Dr. Ronald C. Desrosiers, a professor of pathology at the University of Miami Miller School of Medicine, said the complexity of HIV is the reason a vaccine has been elusive.

“The problem is not a failure of government. The problem is not lack of spending. The difficulty lies in the HIV virus itself. In particular, this includes the remarkable HIV strain diversity and the immune evasion strategies of the virus,” he wrote in The Conversation in May.

Desrosiers, whose lab discovered the monkey version of HIV, says the virus’ continuous replication means it needs a vaccine with an “absolute sterilizing barrier” to block the copying process. Other traditional vaccines, by contrast, need only to keep a virus from reproducing.

While researchers could produce a vaccine to spur antibodies for one particular strain, it wouldn’t be effective against the thousands of strains that HIV could produce. Also, Desrosiers said, HIV has evolved over time to protect itself.

For comparison, HIV and the coronavirus both have spiked protein on their surfaces, but Desrosiers says the HIV virus is better protected from antibodies because it has a heavier glycoprotein.

In an email to UPI, he said that his research could ultimately find a way to better combat HIV.

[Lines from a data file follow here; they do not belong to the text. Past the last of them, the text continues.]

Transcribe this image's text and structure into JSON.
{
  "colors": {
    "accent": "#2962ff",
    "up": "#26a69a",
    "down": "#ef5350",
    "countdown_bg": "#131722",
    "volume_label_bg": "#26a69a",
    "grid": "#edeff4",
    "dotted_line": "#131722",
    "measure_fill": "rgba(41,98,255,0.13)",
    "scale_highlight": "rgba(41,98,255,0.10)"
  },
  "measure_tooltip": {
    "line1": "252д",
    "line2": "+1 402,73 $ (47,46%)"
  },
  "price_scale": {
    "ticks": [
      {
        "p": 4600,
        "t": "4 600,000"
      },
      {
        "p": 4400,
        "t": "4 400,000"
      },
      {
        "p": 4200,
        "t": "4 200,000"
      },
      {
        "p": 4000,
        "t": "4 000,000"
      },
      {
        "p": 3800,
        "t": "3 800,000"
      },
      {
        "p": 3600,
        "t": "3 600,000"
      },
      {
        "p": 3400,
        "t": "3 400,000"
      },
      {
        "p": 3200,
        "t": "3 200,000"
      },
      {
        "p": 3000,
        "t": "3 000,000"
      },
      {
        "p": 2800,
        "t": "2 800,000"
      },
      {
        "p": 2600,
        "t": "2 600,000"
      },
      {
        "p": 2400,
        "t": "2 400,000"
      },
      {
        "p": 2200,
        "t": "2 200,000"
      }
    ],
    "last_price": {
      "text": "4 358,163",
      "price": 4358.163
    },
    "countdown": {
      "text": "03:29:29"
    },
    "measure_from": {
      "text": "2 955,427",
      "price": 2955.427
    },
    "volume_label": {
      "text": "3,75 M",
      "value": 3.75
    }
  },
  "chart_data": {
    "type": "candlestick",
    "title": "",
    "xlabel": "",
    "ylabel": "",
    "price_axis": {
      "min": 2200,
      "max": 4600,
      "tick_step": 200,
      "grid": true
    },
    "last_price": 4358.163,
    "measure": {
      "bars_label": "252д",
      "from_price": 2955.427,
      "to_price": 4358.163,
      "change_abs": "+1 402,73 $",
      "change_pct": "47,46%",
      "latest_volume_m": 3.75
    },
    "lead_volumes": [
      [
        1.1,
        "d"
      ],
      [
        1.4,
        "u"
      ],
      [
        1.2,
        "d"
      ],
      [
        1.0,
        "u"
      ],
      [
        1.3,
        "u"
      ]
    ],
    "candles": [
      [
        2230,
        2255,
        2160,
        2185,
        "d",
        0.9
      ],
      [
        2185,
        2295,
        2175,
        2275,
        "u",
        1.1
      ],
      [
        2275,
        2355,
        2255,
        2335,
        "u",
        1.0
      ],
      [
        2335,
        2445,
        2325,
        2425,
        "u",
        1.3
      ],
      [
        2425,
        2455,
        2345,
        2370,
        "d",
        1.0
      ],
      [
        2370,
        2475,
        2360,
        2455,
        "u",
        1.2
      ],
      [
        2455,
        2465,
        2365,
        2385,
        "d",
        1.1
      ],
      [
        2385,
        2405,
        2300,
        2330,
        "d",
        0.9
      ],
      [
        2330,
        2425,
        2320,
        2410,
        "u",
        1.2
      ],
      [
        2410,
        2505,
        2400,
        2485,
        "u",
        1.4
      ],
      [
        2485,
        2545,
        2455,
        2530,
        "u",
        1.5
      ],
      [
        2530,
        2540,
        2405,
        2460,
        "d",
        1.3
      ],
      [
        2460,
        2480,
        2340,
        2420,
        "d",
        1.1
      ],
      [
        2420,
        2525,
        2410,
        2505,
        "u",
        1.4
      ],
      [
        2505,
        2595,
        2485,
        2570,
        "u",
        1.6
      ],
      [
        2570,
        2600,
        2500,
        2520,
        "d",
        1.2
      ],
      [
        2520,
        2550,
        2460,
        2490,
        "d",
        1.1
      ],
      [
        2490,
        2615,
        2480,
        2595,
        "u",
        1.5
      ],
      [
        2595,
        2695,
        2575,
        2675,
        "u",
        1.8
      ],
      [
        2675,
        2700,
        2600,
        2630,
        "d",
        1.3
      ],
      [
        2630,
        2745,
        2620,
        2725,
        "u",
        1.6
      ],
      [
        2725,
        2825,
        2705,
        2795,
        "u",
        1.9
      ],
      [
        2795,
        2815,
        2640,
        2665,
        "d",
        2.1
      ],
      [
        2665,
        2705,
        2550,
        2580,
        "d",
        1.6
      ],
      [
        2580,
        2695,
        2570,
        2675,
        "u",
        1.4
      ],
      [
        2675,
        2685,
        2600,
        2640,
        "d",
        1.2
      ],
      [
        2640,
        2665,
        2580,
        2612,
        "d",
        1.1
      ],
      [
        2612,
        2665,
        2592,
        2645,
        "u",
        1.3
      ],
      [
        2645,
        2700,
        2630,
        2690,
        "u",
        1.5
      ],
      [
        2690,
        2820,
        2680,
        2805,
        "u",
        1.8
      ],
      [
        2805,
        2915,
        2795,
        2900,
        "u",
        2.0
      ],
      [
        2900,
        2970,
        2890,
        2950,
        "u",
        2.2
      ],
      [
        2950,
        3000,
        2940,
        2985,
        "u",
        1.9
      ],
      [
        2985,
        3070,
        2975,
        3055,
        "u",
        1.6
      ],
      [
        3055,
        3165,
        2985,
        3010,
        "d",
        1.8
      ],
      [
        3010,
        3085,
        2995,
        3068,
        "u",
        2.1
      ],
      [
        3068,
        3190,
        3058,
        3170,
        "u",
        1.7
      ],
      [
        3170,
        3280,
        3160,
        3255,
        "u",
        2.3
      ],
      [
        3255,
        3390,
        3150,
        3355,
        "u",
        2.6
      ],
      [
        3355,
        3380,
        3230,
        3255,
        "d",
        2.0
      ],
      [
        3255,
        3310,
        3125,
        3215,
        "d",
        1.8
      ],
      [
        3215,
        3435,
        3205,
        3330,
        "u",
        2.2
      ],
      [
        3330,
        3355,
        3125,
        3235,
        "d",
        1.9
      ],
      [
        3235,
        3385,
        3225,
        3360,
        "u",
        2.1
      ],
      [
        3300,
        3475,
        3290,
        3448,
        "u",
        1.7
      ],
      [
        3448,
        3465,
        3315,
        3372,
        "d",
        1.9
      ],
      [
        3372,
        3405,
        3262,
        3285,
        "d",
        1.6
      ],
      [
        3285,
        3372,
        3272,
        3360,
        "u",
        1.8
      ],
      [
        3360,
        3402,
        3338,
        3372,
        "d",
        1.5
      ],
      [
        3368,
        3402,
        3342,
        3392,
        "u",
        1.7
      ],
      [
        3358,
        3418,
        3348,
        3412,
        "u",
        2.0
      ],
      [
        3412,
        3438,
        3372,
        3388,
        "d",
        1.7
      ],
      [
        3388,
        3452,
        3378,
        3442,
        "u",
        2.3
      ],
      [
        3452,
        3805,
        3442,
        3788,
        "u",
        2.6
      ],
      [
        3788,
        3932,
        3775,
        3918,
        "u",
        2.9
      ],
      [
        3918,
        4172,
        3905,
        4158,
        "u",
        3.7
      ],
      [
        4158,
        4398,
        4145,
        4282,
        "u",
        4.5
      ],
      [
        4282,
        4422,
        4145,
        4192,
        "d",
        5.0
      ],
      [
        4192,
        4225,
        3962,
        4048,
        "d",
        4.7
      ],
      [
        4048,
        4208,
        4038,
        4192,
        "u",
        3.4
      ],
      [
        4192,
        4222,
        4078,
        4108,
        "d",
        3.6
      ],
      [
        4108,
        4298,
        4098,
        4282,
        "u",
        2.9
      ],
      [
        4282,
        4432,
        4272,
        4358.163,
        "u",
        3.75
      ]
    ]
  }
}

“I am optimistic about one thing, a thing that I am devoting my life to — long-term delivery of potent broadly neutralizing antibodies using an AAV (adeno-associated virus) vector,” he wrote.

“It is not a vaccine in the classic sense, but it is analogous in that it is directed to preventing infection, or curing infection.”

Today, HIV-infected patients can take medications to mute the virus to undetectable levels. However, the disease would return to full force once the medications are stopped, thus, highlighting the need still for a cure.